- Understand the end-to-end product topology from infrastructure and application perspective. Identify risks early on and ensure they are addressed before they become actual problems, whenever possible.
- Run the production environment by monitoring availability and taking a holistic view of system health.
- Measure and optimize performance, and solve issues across the entire stack: hardware, software, application, and network.
- Identify parts of the system that do not scale or are instable, provide alleviating measures and drive long term resolution of these problems.
- Becoming SME on VAS Issuer products and analyzing complex systems from a reliability and resilience perspective.
- Engage with stakeholders to regularly interact and discuss the roadmaps and robust supportability aspects. Should be able to drive agenda for better operational functioning and understand agile way of performing tasks and initiatives.
- Represent the SRE organization in design reviews and operational readiness exercises for new and existing services.
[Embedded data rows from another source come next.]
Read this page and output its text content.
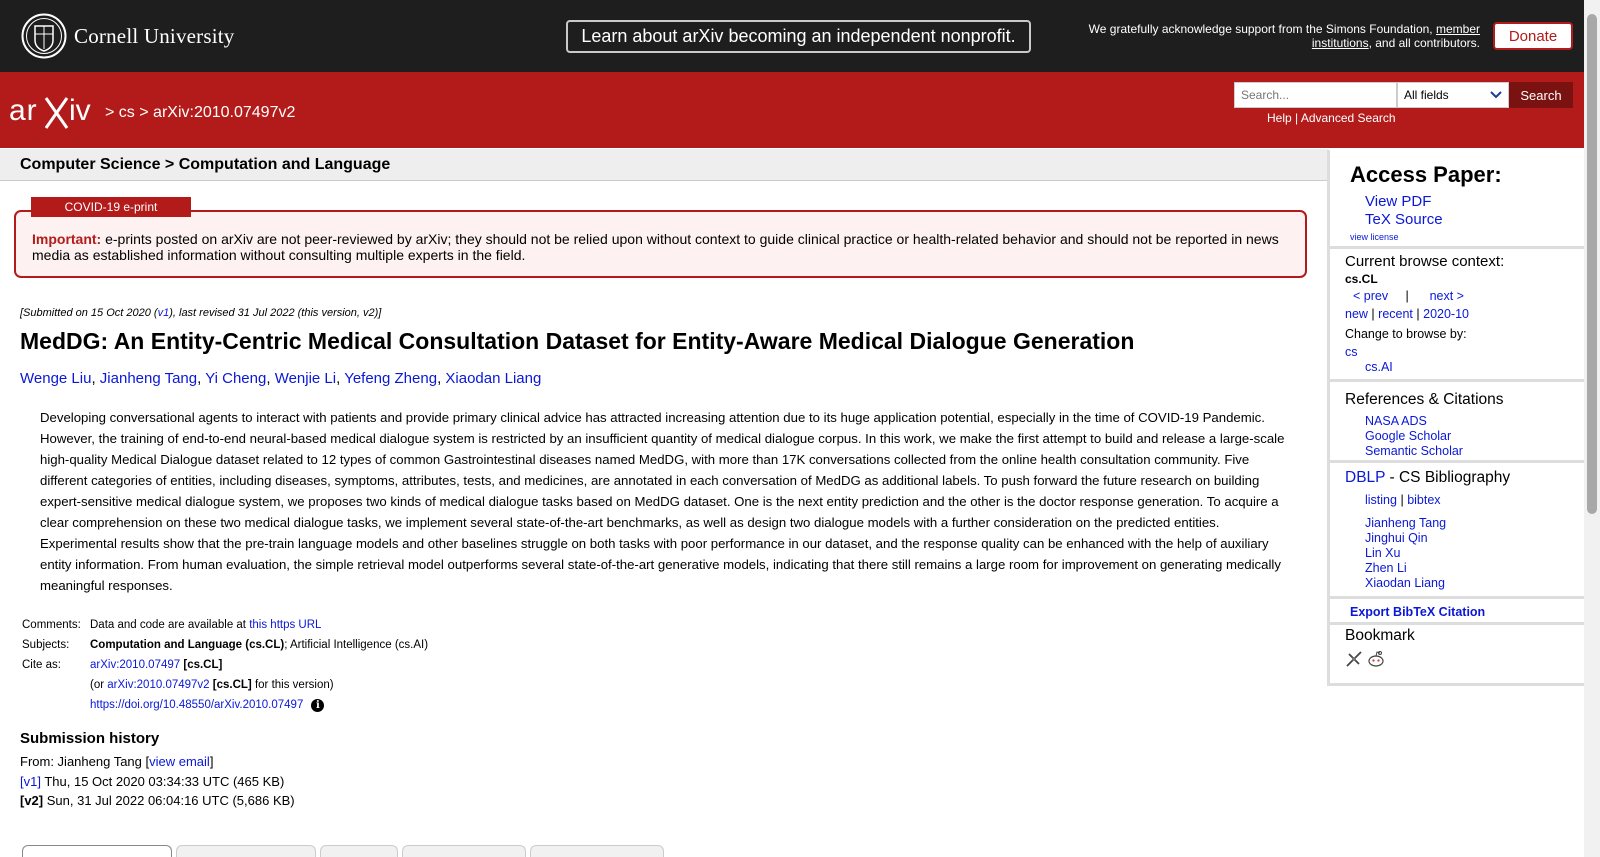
Cornell University	Learn about arXiv becoming an independent nonprofit.	We gratefully acknowledge support from the Simons Foundation, member institutions, and all contributors.	Donate
ar iv > cs > arXiv:2010.07497v2
Search...	All fields	Search
Help | Advanced Search
Computer Science > Computation and Language
Important: e-prints posted on arXiv are not peer-reviewed by arXiv; they should not be relied upon without context to guide clinical practice or health-related behavior and should not be reported in news media as established information without consulting multiple experts in the field.
COVID-19 e-print
[Submitted on 15 Oct 2020 (v1), last revised 31 Jul 2022 (this version, v2)]
MedDG: An Entity-Centric Medical Consultation Dataset for Entity-Aware Medical Dialogue Generation
Wenge Liu, Jianheng Tang, Yi Cheng, Wenjie Li, Yefeng Zheng, Xiaodan Liang
Developing conversational agents to interact with patients and provide primary clinical advice has attracted increasing attention due to its huge application potential, especially in the time of COVID-19 Pandemic. However, the training of end-to-end neural-based medical dialogue system is restricted by an insufficient quantity of medical dialogue corpus. In this work, we make the first attempt to build and release a large-scale high-quality Medical Dialogue dataset related to 12 types of common Gastrointestinal diseases named MedDG, with more than 17K conversations collected from the online health consultation community. Five different categories of entities, including diseases, symptoms, attributes, tests, and medicines, are annotated in each conversation of MedDG as additional labels. To push forward the future research on building expert-sensitive medical dialogue system, we proposes two kinds of medical dialogue tasks based on MedDG dataset. One is the next entity prediction and the other is the doctor response generation. To acquire a clear comprehension on these two medical dialogue tasks, we implement several state-of-the-art benchmarks, as well as design two dialogue models with a further consideration on the predicted entities. Experimental results show that the pre-train language models and other baselines struggle on both tasks with poor performance in our dataset, and the response quality can be enhanced with the help of auxiliary entity information. From human evaluation, the simple retrieval model outperforms several state-of-the-art generative models, indicating that there still remains a large room for improvement on generating medically meaningful responses.
Comments:	Data and code are available at this https URL
Subjects:	Computation and Language (cs.CL); Artificial Intelligence (cs.AI)
Cite as:	arXiv:2010.07497 [cs.CL]
	(or arXiv:2010.07497v2 [cs.CL] for this version)
	https://doi.org/10.48550/arXiv.2010.07497 i
Submission history
From: Jianheng Tang [view email]
[v1] Thu, 15 Oct 2020 03:34:33 UTC (465 KB)
[v2] Sun, 31 Jul 2022 06:04:16 UTC (5,686 KB)
Access Paper:
View PDF
TeX Source
view license
Current browse context:
cs.CL
< prev | next >
new | recent | 2020-10
Change to browse by:
cs
cs.AI
References & Citations
NASA ADS
Google Scholar
Semantic Scholar
DBLP - CS Bibliography
listing | bibtex
Jianheng Tang
Jinghui Qin
Lin Xu
Zhen Li
Xiaodan Liang
Export BibTeX Citation
Bookmark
- Performing code bug fixes in production and recommending any architectural improvements during issue/incident analysis.
- Actively look for opportunities to improve the availability, reliability, and performance of the system by applying the learnings from monitoring and observation
- Design and implement creative solutions to operations problems, incidents, or outages such that these problems remain fixed and, as a result, driving down the burden of toil.
- Providing technical assistance to perform and run blameless root cause analyses on incidents and outages aggressively looking for answers that will prevent the incident from ever happening again
- Provide Level 3 on-call support (based on rotation)
- Spread SRE culture, create standard SRE documentation and report templates. Provide guidance and technical expertise to junior team members and encourage the learning culture within the group and fostering innovation.
Preferred Skills
- Experience supporting production Windows and/or Linux environments, including process management, user management, distilling log files, and debugging performance issues.
- Ability to develop tools and scripts to support automation need.
- Coding experience beyond simple scripting
- 7+ years of development experience with Java, SQL, Automation, bug fixing, handling Production & Application operations
- Experience working with any log analysis tools and observability applications like Grafana, Tableau, Splunk.
- Excellent knowledge of Docker and Kubernetes, including design, build and maintenance of k8s environments.
- Knowledge of two or more platforms like Kafka, NginX, CDN, Redis/Hazelcast, Middleware software, Elastic, various SQL and noSQL database platforms is also expected
- Good working knowledge of TCP/IP, routing, and data centers.
- Linux systems engineering capabilities and network analysis expertise are great to have.
- Strong work ethic, leadership skills, excellent judgment and good time management in prioritizing work, and the ability to work in fast paced, team-oriented environment.
- Outstanding analytical, problem-solving skills and willingness to investigate complex problems, a proactive approach to spotting problems, areas for improvement, and performance bottlenecks
- Strong critical and strategic thinking skills to handle both the big picture and crucial technical decisions
- Ability to read and understand production code in any language so that you have a deeper understanding of our technology and ways to optimize it
- Experience in designing, integrating, developing web services and REST/JSON APIs.
- Knowledge in Java or related technologies would aid in bug fixing, understanding the products supported better and to support integration related issues.
- Need to have an excellent systems and product architecture understanding from application components and infrastructure perspective such as network, load balancer, firewall, gateway services etc.
- Experience supporting and working on web and mobile applications and troubleshooting problems in a cross-functional environment.
- Strong collaboration skills and ability to take ownership of problems when navigating ambiguity
- Willingness to work outside with a strong technical aptitude and excellent communication skills.
This is a hybrid position. Hybrid employees can alternate time between both remote and office. Employees in hybrid roles are expected to work from the office 2-3 set days a week (determined by leadership/site), with a general guidepost of being in the office 50% or more of the time based on business needs.